Darwin espresse la sua convinzione che esseri umani e scimmie discendevano da un antenato comune nel suo libro L’origine dell’uomo, pubblicato nel 1871. Da quel momento in poi, i seguaci delle indicazioni di Darwin hanno cercato di supportare questa affermazione. Ma, nonostante tutte le ricerche eseguite, l’affermazione della “evoluzione umana” non è stata sostenuta da alcuna concreta scoperta scientifica, particolarmente nel campo dei fossili.
L’uomo della strada è per lo più inconsapevole di questo fatto e pensa che l’affermazione di una evoluzione umana sia sostenuta da una grande quantità di solide prove. Il motivo di questa opinione scorretta è che l’argomento è frequentemente discusso nei media e presentato come un fatto provato. Ma i veri esperti sull’argomento sono consapevoli che non c’è alcuna base scientifica per l’affermazione dell’evoluzione umana. David Pilbeam, un paleo-antropologo della Harvard University, dice:
Se si importasse un bravo scienziato da un’altra disciplina e gli si mostrassero le scarse prove che abbiamo, sicuramente direbbe, “scordatelo, non è abbastanza per andare avanti”.

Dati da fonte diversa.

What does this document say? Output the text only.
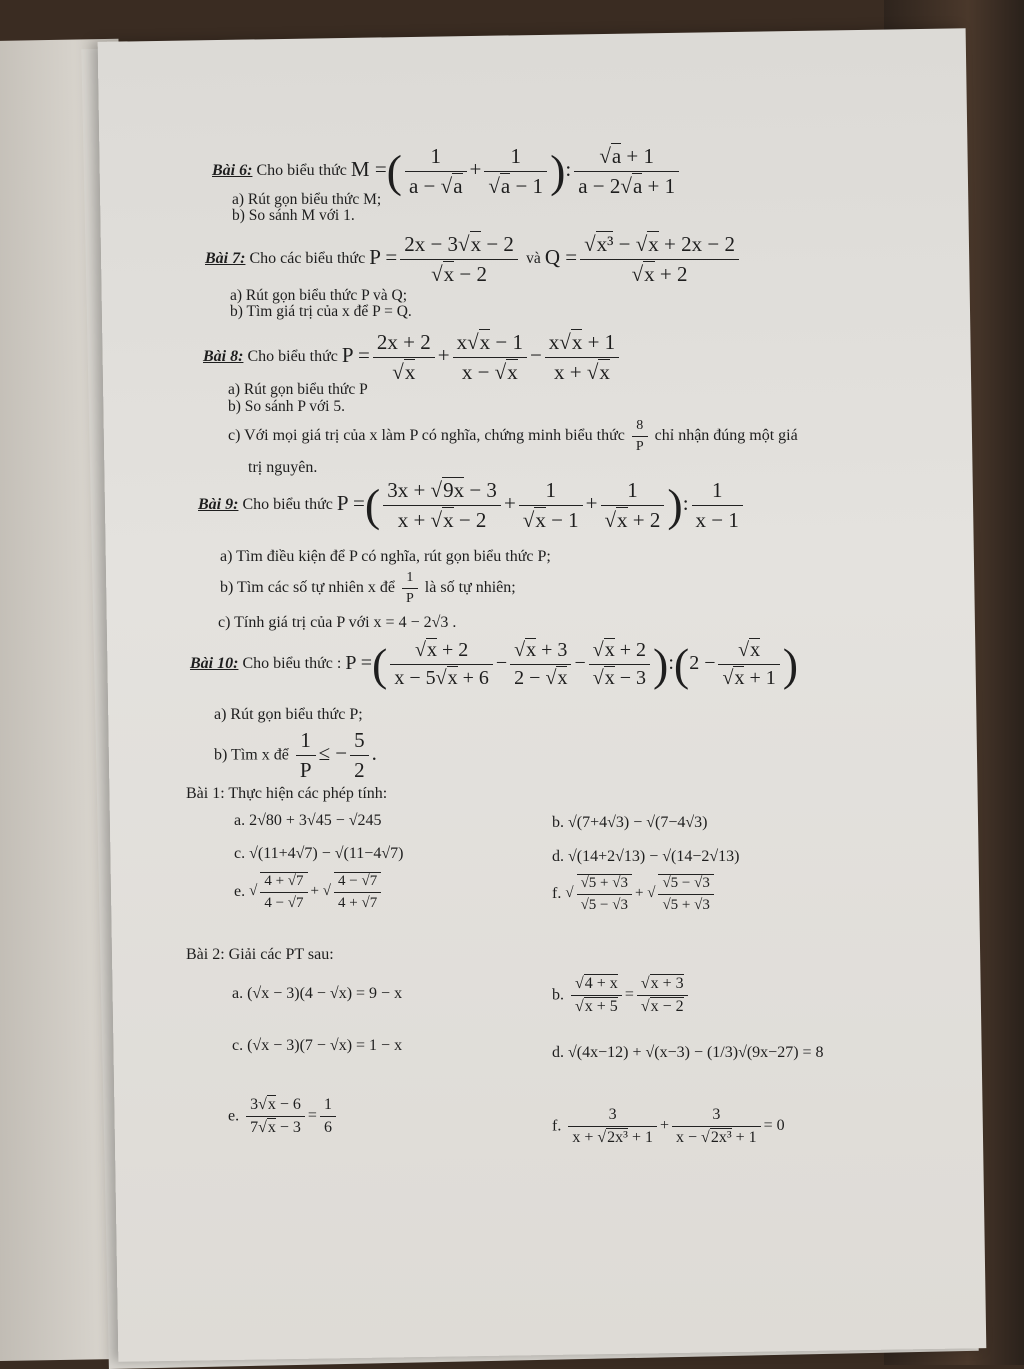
Bài 6: Cho biểu thức M =( $\frac{1}{a - √a} + \frac{1}{√a - 1}$ ): $\frac{√a + 1}{a - 2√a + 1}$
a) Rút gọn biểu thức M;
b) So sánh M với 1.
Bài 7: Cho các biểu thức $P = \frac{2x - 3√x - 2}{√x - 2}$ và $Q = \frac{\text{√x³ − √x + 2x − 2}}{√x + 2}$
a) Rút gọn biểu thức P và Q;
b) Tìm giá trị của x để P = Q.
Bài 8: Cho biểu thức $P = \frac{2x + 2}{√x} + \frac{x√x - 1}{x - √x} - \frac{x√x + 1}{x + √x}$
a) Rút gọn biểu thức P
b) So sánh P với 5.
c) Với mọi giá trị của x làm P có nghĩa, chứng minh biểu thức $\frac{8}{P}$ chỉ nhận đúng một giá
trị nguyên.
Bài 9: Cho biểu thức P =( $\frac{3x + √9x - 3}{x + √x - 2} + \frac{1}{√x - 1} + \frac{1}{√x + 2}$ ): $\frac{1}{x - 1}$
a) Tìm điều kiện để P có nghĩa, rút gọn biểu thức P;
b) Tìm các số tự nhiên x để $\frac{1}{P}$ là số tự nhiên;
c) Tính giá trị của P với x = 4 − 2√3 .
Bài 10: Cho biểu thức : P =( $\frac{√x + 2}{x - 5√x + 6} - \frac{√x + 3}{2 - √x} - \frac{√x + 2}{√x - 3}$ ):(2 − $\frac{√x}{√x + 1}$ )
a) Rút gọn biểu thức P;
b) Tìm x để $\frac{1}{P}$ ≤ − $\frac{5}{2}$ .
Bài 1: Thực hiện các phép tính:
a. 2√80 + 3√45 − √245	b. √(7+4√3) − √(7−4√3)
c. √(11+4√7) − √(11−4√7)	d. √(14+2√13) − √(14−2√13)
e. √ $\frac{4 + √7}{4 - √7}$ + √ $\frac{4 - √7}{4 + √7}$	f. √ $\frac{√5 + √3}{√5 - √3}$ + √ $\frac{√5 - √3}{√5 + √3}$
Bài 2: Giải các PT sau:
a. (√x − 3)(4 − √x) = 9 − x	b. $\frac{√4 + x}{√x + 5} = \frac{√x + 3}{√x - 2}$
c. (√x − 3)(7 − √x) = 1 − x	d. √(4x−12) + √(x−3) − (1/3)√(9x−27) = 8
e. $\frac{3√x - 6}{7√x - 3} = \frac{1}{6}$	f. $\frac{3}{\text{x + √2x³ + 1}} + \frac{3}{\text{x − √2x³ + 1}} = 0$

E William Fix, autore di un importante libro sulla paleoantropologia, fa questo commento:
Come abbiamo visto, ci sono numerosi scienziati e divulgatori oggi che hanno il coraggio di dirci che non c’è ‘alcun dubbio’ sul modo in cui ha avuto origine l’uomo. Se solo avessero la prova…

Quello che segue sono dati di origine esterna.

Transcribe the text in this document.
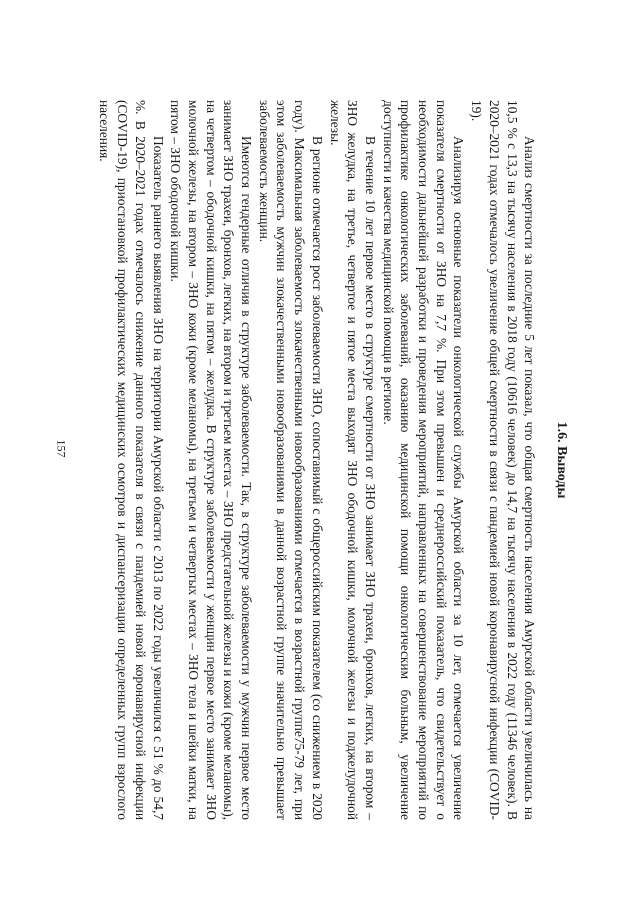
157	1.6. Выводы

Анализ смертности за последние 5 лет показал, что общая смертность населения Амурской области увеличилась на 10,5 % с 13,3 на тысячу населения в 2018 году (10616 человек) до 14,7 на тысячу населения в 2022 году (11346 человек). В 2020–2021 годах отмечалось увеличение общей смертности в связи с пандемией новой коронавирусной инфекции (COVID-19).

Анализируя основные показатели онкологической службы Амурской области за 10 лет, отмечается увеличение показателя смертности от ЗНО на 7,7 %. При этом превышен и среднероссийский показатель, что свидетельствует о необходимости дальнейшей разработки и проведения мероприятий, направленных на совершенствование мероприятий по профилактике онкологических заболеваний, оказанию медицинской помощи онкологическим больным, увеличение доступности и качества медицинской помощи в регионе.

В течение 10 лет первое место в структуре смертности от ЗНО занимает ЗНО трахеи, бронхов, легких, на втором – ЗНО желудка, на третье, четвертое и пятое места выходят ЗНО ободочной кишки, молочной железы и поджелудочной железы.

В регионе отмечается рост заболеваемости ЗНО, сопоставимый с общероссийским показателем (со снижением в 2020 году). Максимальная заболеваемость злокачественными новообразованиями отмечается в возрастной группе75-79 лет, при этом заболеваемость мужчин злокачественными новообразованиями в данной возрастной группе значительно превышает заболеваемость женщин.

Имеются гендерные отличия в структуре заболеваемости. Так, в структуре заболеваемости у мужчин первое место занимает ЗНО трахеи, бронхов, легких, на втором и третьем местах – ЗНО предстательной железы и кожи (кроме меланомы), на четвертом – ободочной кишки, на пятом – желудка. В структуре заболеваемости у женщин первое место занимает ЗНО молочной железы, на втором – ЗНО кожи (кроме меланомы), на третьем и четвертых местах – ЗНО тела и шейки матки, на пятом – ЗНО ободочной кишки.

Показатель раннего выявления ЗНО на территории Амурской области с 2013 по 2022 годы увеличился с 51 % до 54,7 %. В 2020–2021 годах отмечалось снижение данного показателя в связи с пандемией новой коронавирусной инфекции (COVID-19), приостановкой профилактических медицинских осмотров и диспансеризации определенных групп взрослого населения.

Questa dichiarazione dell’evoluzione, che “manca di qualunque evidenza”, fa partire l’albero genealogico degli esseri umani con un gruppo di scimmie che si afferma abbiano costituito un genere distinto, Australopithecus. Secondo questa affermazione l’Australopithecus gradualmente cominciò a camminare in posizione eretta, il cervello crebbe ed egli passò attraverso una serie di fasi fino ad arrivare allo stato attuale dell’uomo (Homo sapiens). Ma i reperti fossili non supportano questo scenario. Nonostante l’affermazione che esistano tutti i tipi di forme intermedie, c’è una barriera invalicabile tra i resti fossili dell’uomo e quelli delle scimmie. Inoltre, è stato rivelato che le specie descritte come antenate l’una dell’altra, sono in realtà specie contemporanee, vissute nello stesso periodo. Ernst Mayr, uno dei più importanti proponenti della teoria dell’evoluzione nel ventesimo secolo, sostiene nel suo libro One Long Argument che “[enigmi]storici come l’origine della vita o dell’Homo sapiens, in particolare, sono estremamente difficili e potrebbero perfino resistere ad una spiegazione finale soddisfacente.”.

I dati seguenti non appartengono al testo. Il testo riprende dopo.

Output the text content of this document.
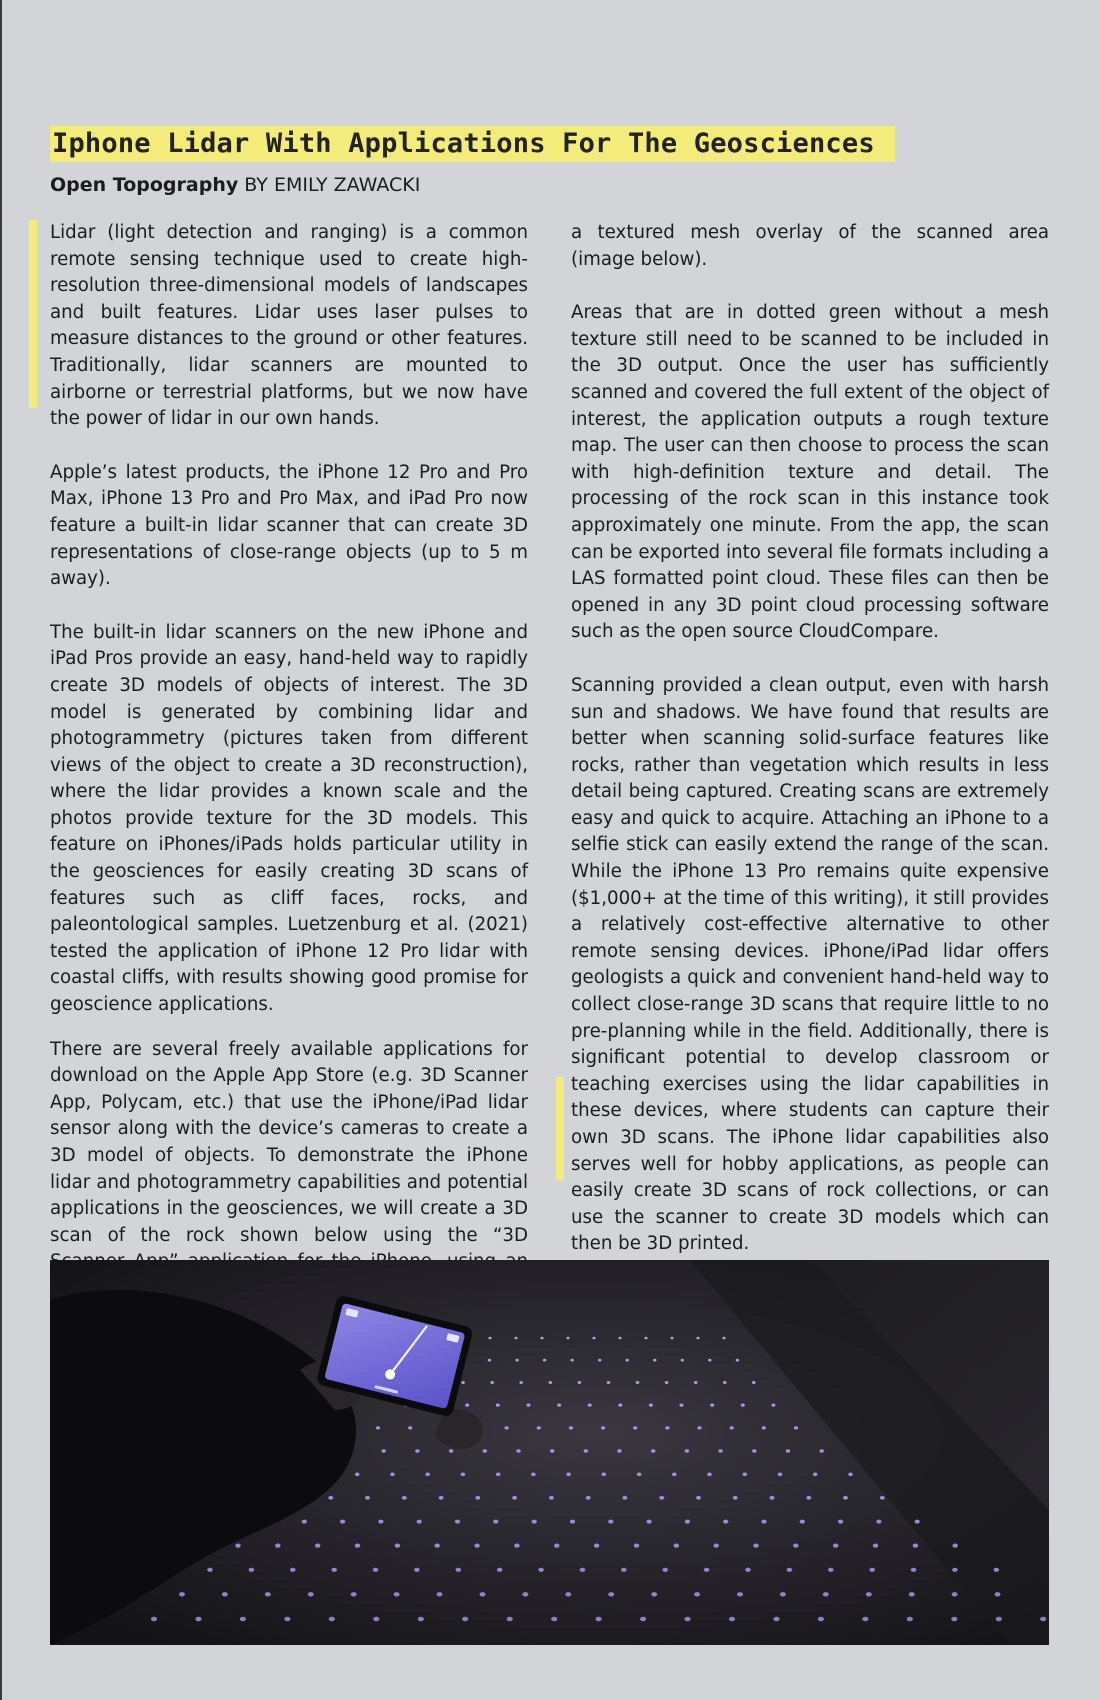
Iphone Lidar With Applications For The Geosciences
Open Topography BY EMILY ZAWACKI

Lidar (light detection and ranging) is a common remote sensing technique used to create high-resolution three-dimensional models of landscapes and built features. Lidar uses laser pulses to measure distances to the ground or other features. Traditionally, lidar scanners are mounted to airborne or terrestrial platforms, but we now have the power of lidar in our own hands.

Apple’s latest products, the iPhone 12 Pro and Pro Max, iPhone 13 Pro and Pro Max, and iPad Pro now feature a built-in lidar scanner that can create 3D representations of close-range objects (up to 5 m away).

The built-in lidar scanners on the new iPhone and iPad Pros provide an easy, hand-held way to rapidly create 3D models of objects of interest. The 3D model is generated by combining lidar and photogrammetry (pictures taken from different views of the object to create a 3D reconstruction), where the lidar provides a known scale and the photos provide texture for the 3D models. This feature on iPhones/iPads holds particular utility in the geosciences for easily creating 3D scans of features such as cliff faces, rocks, and paleontological samples. Luetzenburg et al. (2021) tested the application of iPhone 12 Pro lidar with coastal cliffs, with results showing good promise for geoscience applications.

There are several freely available applications for download on the Apple App Store (e.g. 3D Scanner App, Polycam, etc.) that use the iPhone/iPad lidar sensor along with the device’s cameras to create a 3D model of objects. To demonstrate the iPhone lidar and photogrammetry capabilities and potential applications in the geosciences, we will create a 3D scan of the rock shown below using the “3D

a textured mesh overlay of the scanned area (image below).

Areas that are in dotted green without a mesh texture still need to be scanned to be included in the 3D output. Once the user has sufficiently scanned and covered the full extent of the object of interest, the application outputs a rough texture map. The user can then choose to process the scan with high-definition texture and detail. The processing of the rock scan in this instance took approximately one minute. From the app, the scan can be exported into several file formats including a LAS formatted point cloud. These files can then be opened in any 3D point cloud processing software such as the open source CloudCompare.

Scanning provided a clean output, even with harsh sun and shadows. We have found that results are better when scanning solid-surface features like rocks, rather than vegetation which results in less detail being captured. Creating scans are extremely easy and quick to acquire. Attaching an iPhone to a selfie stick can easily extend the range of the scan. While the iPhone 13 Pro remains quite expensive ($1,000+ at the time of this writing), it still provides a relatively cost-effective alternative to other remote sensing devices. iPhone/iPad lidar offers geologists a quick and convenient hand-held way to collect close-range 3D scans that require little to no pre-planning while in the field. Additionally, there is significant potential to develop classroom or teaching exercises using the lidar capabilities in these devices, where students can capture their own 3D scans. The iPhone lidar capabilities also serves well for hobby applications, as people can easily create 3D scans of rock collections, or can use the scanner to create 3D models which can then be 3D printed.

Ma qual è la cosiddetta base della tesi dell’evoluzione umana? È l’esistenza di moltissimi fossili su cui gli evoluzionisti riescono a costruire interpretazioni immaginarie. Lungo tutto il corso della storia, sono vissute oltre 6000 specie di scimmie e la maggior parte di esse si è estinta. Oggi sulla terra vivono solo 120 specie. Queste circa 6000 specie di scimmie, la maggior parte delle quali estinte, costituiscono una ricca risorsa per gli evoluzionisti.
D’altro canto, ci sono notevoli differenze nella costituzione anatomica delle varie razze umane. Inoltre, le differenze erano ancora maggiori tra le razze preistoriche perché con il passare del tempo le razze umane si sono in qualche modo mescolate e si sono assimilate reciprocamente. Nonostante ciò, si vedono ancora importanti differenze tra i diversi gruppi di popolazioni che vivono oggi nel mondo, come, per esempio, scandinavi, pigmei africani, inuit, i nativi australiani e molti altri.
Non ci sono prove che mostrino che i fossili chiamati ominidi dai paleontologi evoluzionisti non appartenessero in realtà a specie diverse di scimmie o a razze di umani scomparse. Per dirla in un altro modo, non è stato trovato alcun esempio di forma di transizione tra esseri umani e scimmie.